Die international anerkannte Regierung in Tripolis verweist auf Versäumnisse der rivalisierenden Regierung im Osten. Zugleich versucht sie, ihre Beliebtheit zu stärken, indem sie Sonderzahlungen für dortige Behördenmitglieder auflegt und nun hastig Staudämme im eigenen Machtgebiet ausbessern lässt. Allerdings kursieren auch Aussagen, die Einwohner von Derna treffe eine Mitschuld an der Katastrophe, da sie so nah am Flussbett gebaut hätten.

Selbst Saif al-Islam Gaddafi, ein Sohn des 2011 getöteten ehemaligen Diktators Muammar al-Gaddafi, schaltete sich in die Debatte ein: Er reklamierte für seine Familiendynastie eine weiße Weste und wies alle Schuld dem Umsturz von 2011 zu.

Die von Khalifa Haftar abhängige Parallelregierung im Osten wiederum verweist auf Versäumnisse unter Gaddafi und die Besetzung Dernas durch Islamisten von 2014 bis 2019, die Instandhaltungsarbeiten behindert habe. Ebenso wird betont, ein türkisches Konsortium sei seit 2007 für die Instandhaltung der Dämme zuständig gewesen. Auch das Repräsentantenhaus in Ostlibyen schaltete sich ein. Es setzte im Rahmen seines Budgetrechts einen eigenen milliardenschweren Notfallfonds auf, verlangt aber direkte Kontrolle über die Auszahlung. Pikant dabei: Der Vorsitzende dieses Kontrollausschusses, Parlamentspräsident Aguila Saleh, wird selbst kritisiert. Er hatte während der Eroberung Dernas durch Haftars Milizen 2019 seinen Neffen als Bürgermeister an die Spitze eines nicht gewählten Stadtrats gesetzt.

Eine Woche nach der Katastrophe versammelten sich in den Trümmern einer Moschee in Derna Hunderte Menschen. Sie forderten den Rücktritt Salehs und seines Neffen sowie des gesamten Parlaments, dabei wurde auch das Haus des Bürgermeisters in Brand gesetzt.

Haftars Ordnungskräfte ließen daraufhin das Internet abschalten, forderten internationale Journalist:innen aus fadenscheinigen Gründen zur Ausreise auf und verhafteten friedliche Demonstrierende. Um den Zorn der Menschen zu beruhigen, traten Salehs Neffe und der Stadtrat von Derna zurück, Kritik an Saleh und Haftar wird jedoch mit Härte begegnet.
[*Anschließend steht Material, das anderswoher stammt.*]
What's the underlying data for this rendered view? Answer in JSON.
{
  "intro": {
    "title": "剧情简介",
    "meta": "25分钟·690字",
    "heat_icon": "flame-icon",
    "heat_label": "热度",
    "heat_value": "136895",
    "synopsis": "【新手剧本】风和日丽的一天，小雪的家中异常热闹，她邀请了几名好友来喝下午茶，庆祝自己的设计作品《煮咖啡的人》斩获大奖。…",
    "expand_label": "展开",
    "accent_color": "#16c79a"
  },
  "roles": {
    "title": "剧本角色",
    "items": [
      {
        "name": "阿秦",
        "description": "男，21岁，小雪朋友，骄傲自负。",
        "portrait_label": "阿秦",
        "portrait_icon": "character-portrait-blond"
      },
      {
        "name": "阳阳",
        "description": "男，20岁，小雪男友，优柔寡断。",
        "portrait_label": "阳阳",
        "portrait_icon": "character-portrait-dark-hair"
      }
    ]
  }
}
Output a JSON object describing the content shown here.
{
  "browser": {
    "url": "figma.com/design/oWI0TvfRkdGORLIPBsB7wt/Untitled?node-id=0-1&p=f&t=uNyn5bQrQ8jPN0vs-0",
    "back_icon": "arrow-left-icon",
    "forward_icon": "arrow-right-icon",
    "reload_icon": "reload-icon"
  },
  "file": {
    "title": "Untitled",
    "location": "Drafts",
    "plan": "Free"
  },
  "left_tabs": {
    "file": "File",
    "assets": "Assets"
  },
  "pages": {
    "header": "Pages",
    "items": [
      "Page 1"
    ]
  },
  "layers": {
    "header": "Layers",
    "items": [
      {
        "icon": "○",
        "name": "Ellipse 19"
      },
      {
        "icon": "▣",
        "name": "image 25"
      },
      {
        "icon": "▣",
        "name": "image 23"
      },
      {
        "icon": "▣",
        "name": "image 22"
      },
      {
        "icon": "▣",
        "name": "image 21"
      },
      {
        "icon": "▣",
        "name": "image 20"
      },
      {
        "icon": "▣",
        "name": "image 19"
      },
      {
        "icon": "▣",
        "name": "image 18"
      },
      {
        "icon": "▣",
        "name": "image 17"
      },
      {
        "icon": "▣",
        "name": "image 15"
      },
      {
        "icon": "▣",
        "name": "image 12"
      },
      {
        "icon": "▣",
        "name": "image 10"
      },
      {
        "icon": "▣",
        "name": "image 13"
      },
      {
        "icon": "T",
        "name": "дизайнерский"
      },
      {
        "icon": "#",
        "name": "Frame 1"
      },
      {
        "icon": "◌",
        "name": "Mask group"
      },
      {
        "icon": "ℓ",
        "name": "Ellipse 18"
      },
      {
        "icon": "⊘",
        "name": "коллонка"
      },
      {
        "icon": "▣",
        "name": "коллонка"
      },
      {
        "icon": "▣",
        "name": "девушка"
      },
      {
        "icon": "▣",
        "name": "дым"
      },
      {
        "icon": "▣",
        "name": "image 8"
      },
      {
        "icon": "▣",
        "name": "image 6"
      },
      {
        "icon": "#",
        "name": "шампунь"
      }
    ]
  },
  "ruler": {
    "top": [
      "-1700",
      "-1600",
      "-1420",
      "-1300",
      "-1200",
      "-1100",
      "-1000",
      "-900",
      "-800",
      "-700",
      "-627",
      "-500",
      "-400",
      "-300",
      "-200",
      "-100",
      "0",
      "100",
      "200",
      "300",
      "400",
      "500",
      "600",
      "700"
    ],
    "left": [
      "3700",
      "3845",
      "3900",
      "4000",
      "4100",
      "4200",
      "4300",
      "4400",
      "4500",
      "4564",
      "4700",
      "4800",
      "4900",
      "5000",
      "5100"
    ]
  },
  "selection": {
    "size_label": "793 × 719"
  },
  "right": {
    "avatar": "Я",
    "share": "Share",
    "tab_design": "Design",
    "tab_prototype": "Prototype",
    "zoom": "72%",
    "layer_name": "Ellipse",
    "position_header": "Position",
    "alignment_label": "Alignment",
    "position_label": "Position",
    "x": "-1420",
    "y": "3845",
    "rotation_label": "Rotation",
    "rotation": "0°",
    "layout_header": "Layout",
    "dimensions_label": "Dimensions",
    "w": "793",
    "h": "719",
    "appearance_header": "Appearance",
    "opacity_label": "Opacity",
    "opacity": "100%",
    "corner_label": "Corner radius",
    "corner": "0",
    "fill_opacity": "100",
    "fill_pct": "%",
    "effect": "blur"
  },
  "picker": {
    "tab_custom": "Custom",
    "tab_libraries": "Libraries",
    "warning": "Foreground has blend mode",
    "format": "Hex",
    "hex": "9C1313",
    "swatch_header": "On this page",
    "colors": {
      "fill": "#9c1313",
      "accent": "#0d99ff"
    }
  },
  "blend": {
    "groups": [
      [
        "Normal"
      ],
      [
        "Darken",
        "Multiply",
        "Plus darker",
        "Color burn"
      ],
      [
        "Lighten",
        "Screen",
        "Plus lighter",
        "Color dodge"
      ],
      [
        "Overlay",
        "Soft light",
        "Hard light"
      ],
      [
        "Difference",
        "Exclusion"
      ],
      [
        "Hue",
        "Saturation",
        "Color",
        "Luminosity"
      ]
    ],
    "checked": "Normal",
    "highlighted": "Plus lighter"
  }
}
Dem Milizenführer entgleitet jedoch zusehends die Kontrolle über seinen Machtbereich. In Bengasi brachen nach der Rückkehr eines Stammesführers am Samstag Kämpfe zwischen dessen und Haftars Milizen aus. Haftar lehnt sich deswegen immer stärker an Russland an und ließ sich bei einem Besuch in Moskau bedeutende militärische Zusagen geben, insbesondere für seine Luftwaffe.

Zudem führen die zwei Parlamente in West und Ost ihren Konflikt um die Wahlgesetze fort. Am 2. Oktober verabschiedete das Parlament im Osten ohne Abstimmung mit der UN ein neues Wahlgesetz. Dieses erlaubt allen Personen, bei den Präsidentschaftswahlen anzutreten, also auch Haftar, Saif al-Islam Gaddafi und dem in Tripolis residierenden Ministerpräsidenten Abdul Hamid al-Dbeiba. Die Antwort des Parlaments im Westen kam prompt: Man wolle den zuvor vorgeschlagenen Kompromiss, der Haftars Kandidatur ausdrücklich ausschließt, weiterhin verwirklichen.